Keras implementation of EPTQ. EPTQ is a post-training quantization method for CV networks. It uses the network's loss function Hessian trace to perform an adaptive optimization for the rounding error of the quantized parameters, without needing a labeled dataset.
We provide a large set of pre-trained models. The models are based on their implementation in the tensorflow-image-models repository and were modified for our purposes.

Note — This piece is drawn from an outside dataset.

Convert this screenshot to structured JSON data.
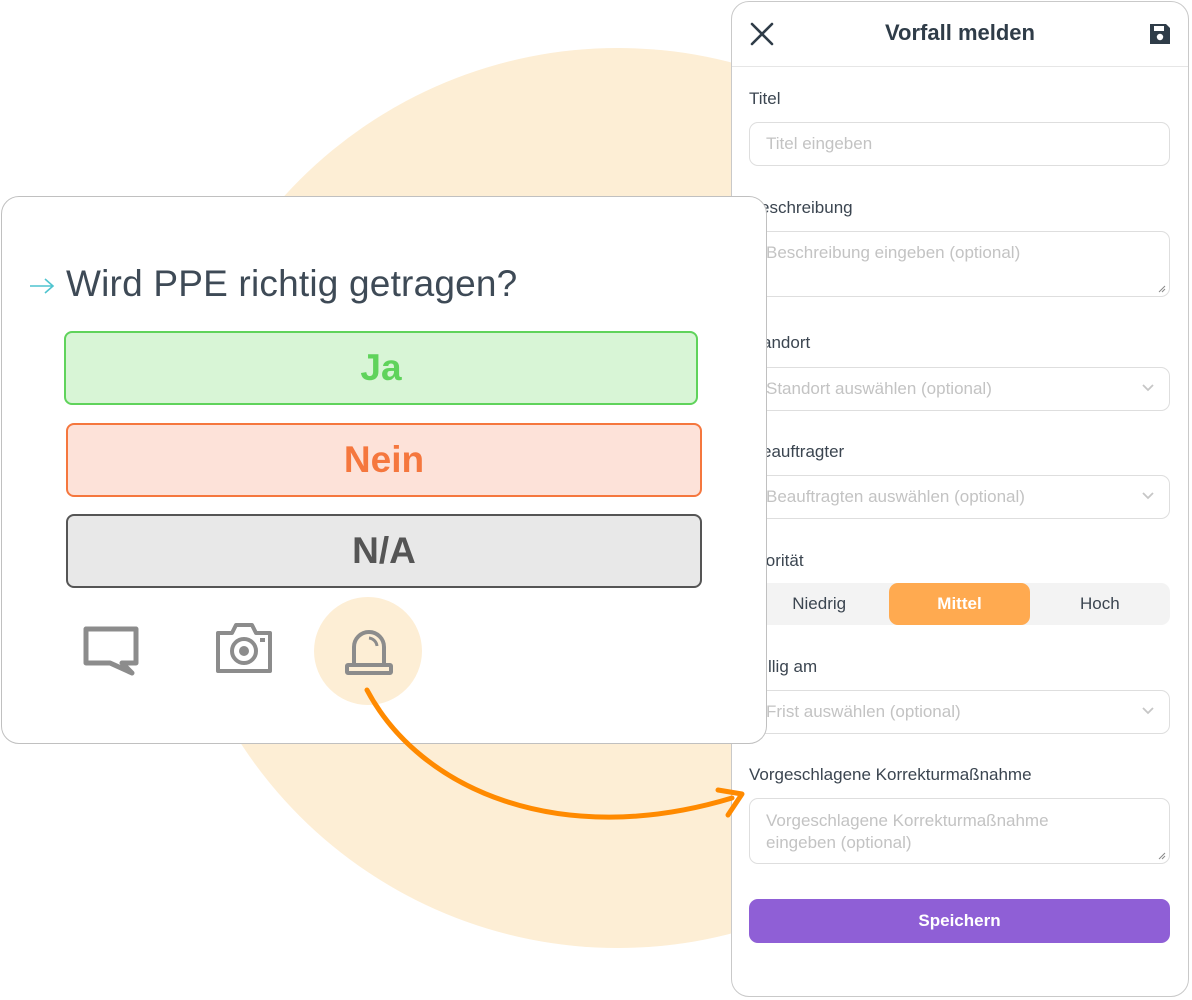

The names of the available models can be found under models/models_dictionay.py. It includes the following models:
Model | Model usage name |
---|---|
ResNet18 | resnet18 |
ResNet50 | resnet50 |
RegNet-600MF | regnetx_006 |
MobileNet-V2 | mbv2 |
DeiT-B | deit |
Mixer-B/16 | mlp_mixer |
pip install -r requirements.txt
Note: Our implementation of EPTQ is based on the tools provided by Model-Compression-Toolkit (MCT) version 1.9.
python main.py -m resnet18 --weights_nbits 4 --activation_nbits 8 --train_data_path <path_to_training_dataset> --val_data_path <path_to_validation_dataset>
This example would execute EPTQ via MCT to quantize ResNet18 with 4 bits for weights and 8 bits for activation, using 1,024 training samples.
For faster execution you can reduce the number of optimization steps, using the flag
--eptq_num_calibration_iter
(80K by default). This might result in a small reduction in the final accuracy results.
We also enable mixed precision quantization, in which different weights tensors can be quantized with other bit-width, under pre-defined weights memory restrictions (total weights compression).
python main.py -m regnetx_006 --mixed_precision --weights_cr 8 --train_data_path <path_to_training_dataset> --val_data_path <path_to_validation_dataset>
This example would execute EPTQ via MCT to quantize RegNet-600MF with the bit-width options of 2, 4, and 8 bits for both weights and activations, while compressing the total memory of the model by a factor of 8.